Quincy, MA – The substantially increased cost to heat homes this winter might drive homeownsers to use supplemental heating sources whenever possible. Fireplaces and space heaters can make a room toasty, but the National Fire Protection Association (NFPA) urges consumers to use caution when using these devices by thinking fire-safety first.
There were 45,500 home heating fires reported to U.S. fire departments in 2002, according to NFPA. These fires caused 220 deaths, 990 injuries and $449 million in property damage. These numbers have generally declined over recent years, but with natural gas and oil prices expected to rise sharply from last year at this time, those who never used supplemental heating may elect to do so, thereby causing more fires.
Based on frequency of use, space heaters pose a higher risk of fire and fire death than central heating.
Fireplaces and chimneys were involved in 43% of all home heating fires and 11% of the associated deaths. Fixed and portable space heaters, including wood stoves, were involved in 25% of the home heating fires, but 74% of the associated deaths. Central heating was involved in 19% of home heating fires and 10% of the associated deaths.

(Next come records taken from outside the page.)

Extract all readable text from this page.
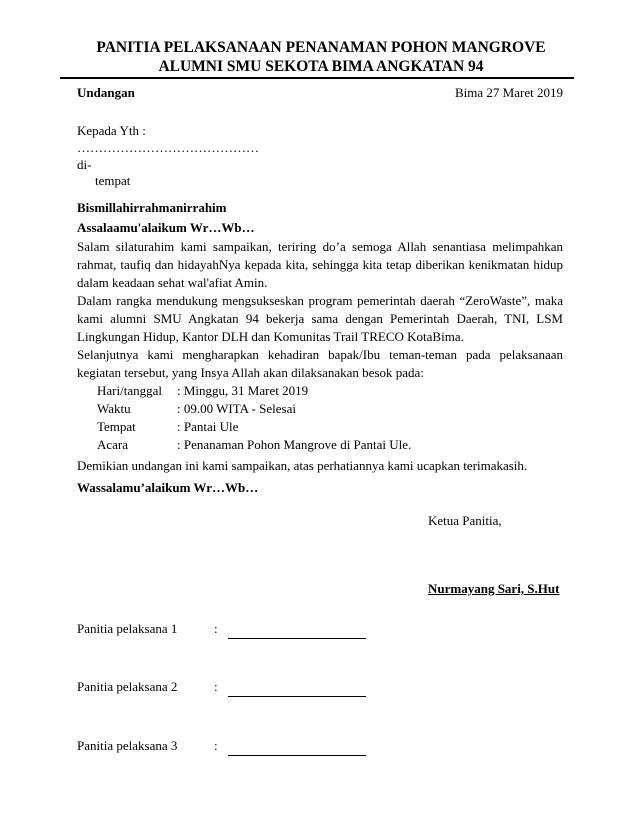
PANITIA PELAKSANAAN PENANAMAN POHON MANGROVE
ALUMNI SMU SEKOTA BIMA ANGKATAN 94
Undangan	Bima 27 Maret 2019
Kepada Yth :
……………………………………
di-
tempat
Bismillahirrahmanirrahim
Assalaamu'alaikum Wr…Wb…
Salam silaturahim kami sampaikan, teriring do’a semoga Allah senantiasa melimpahkan rahmat, taufiq dan hidayahNya kepada kita, sehingga kita tetap diberikan kenikmatan hidup dalam keadaan sehat wal'afiat Amin.
Dalam rangka mendukung mengsukseskan program pemerintah daerah “ZeroWaste”, maka kami alumni SMU Angkatan 94 bekerja sama dengan Pemerintah Daerah, TNI, LSM Lingkungan Hidup, Kantor DLH dan Komunitas Trail TRECO KotaBima.
Selanjutnya kami mengharapkan kehadiran bapak/Ibu teman-teman pada pelaksanaan kegiatan tersebut, yang Insya Allah akan dilaksanakan besok pada:
Hari/tanggal : Minggu, 31 Maret 2019
Waktu	: 09.00 WITA - Selesai
Tempat	: Pantai Ule
Acara	: Penanaman Pohon Mangrove di Pantai Ule.
Demikian undangan ini kami sampaikan, atas perhatiannya kami ucapkan terimakasih.
Wassalamu’alaikum Wr…Wb…
Ketua Panitia,
Nurmayang Sari, S.Hut
Panitia pelaksana 1	:
Panitia pelaksana 2	:
Panitia pelaksana 3	:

Most fireplace and chimney fires were caused by creosote build-up. The leading cause of space heater fires was combustibles too close to the heaters. Central heating fires were primarily caused by mechanical failures or malfunctions.
Heating equipment can be used safely if homeowners follow these recommendations:
- When buying a new space heater, make sure it carries the mark of an independent testing laboratory, and be sure to have fixed space heaters installed by a qualified technician, according to manufacturer’s instructions or applicable codes. Or make sure a qualified technician checks to see that the unit has been properly installed.
- Keep or maintain a 36-inch clearance between space heaters and anything that can burn.
- Have wood and coal stoves, fireplaces, chimneys, chimney connectors and all other solid-fueled heating equipment inspected annually by a professional, and cleaned as often as inspections suggest. Use only wood that is properly seasoned to reduce creosote build-up.
- Make sure your fireplace has a sturdy screen to prevent sparks from flying into the room. Allow fireplace and woodstove ashes to cool before disposing in a metal container.
- Have any gas-fueled heating device installed with proper attention to ventilation. If unvented gas space heaters are used in bedrooms or bathrooms, make sure they are small and well-mounted. NFPA codes prohibit use of liquefied petroleum gas heaters with self-contained fuel supplies.
- Test smoke alarms monthly; install a carbon monoxide alarm in a central location outside each sleeping area.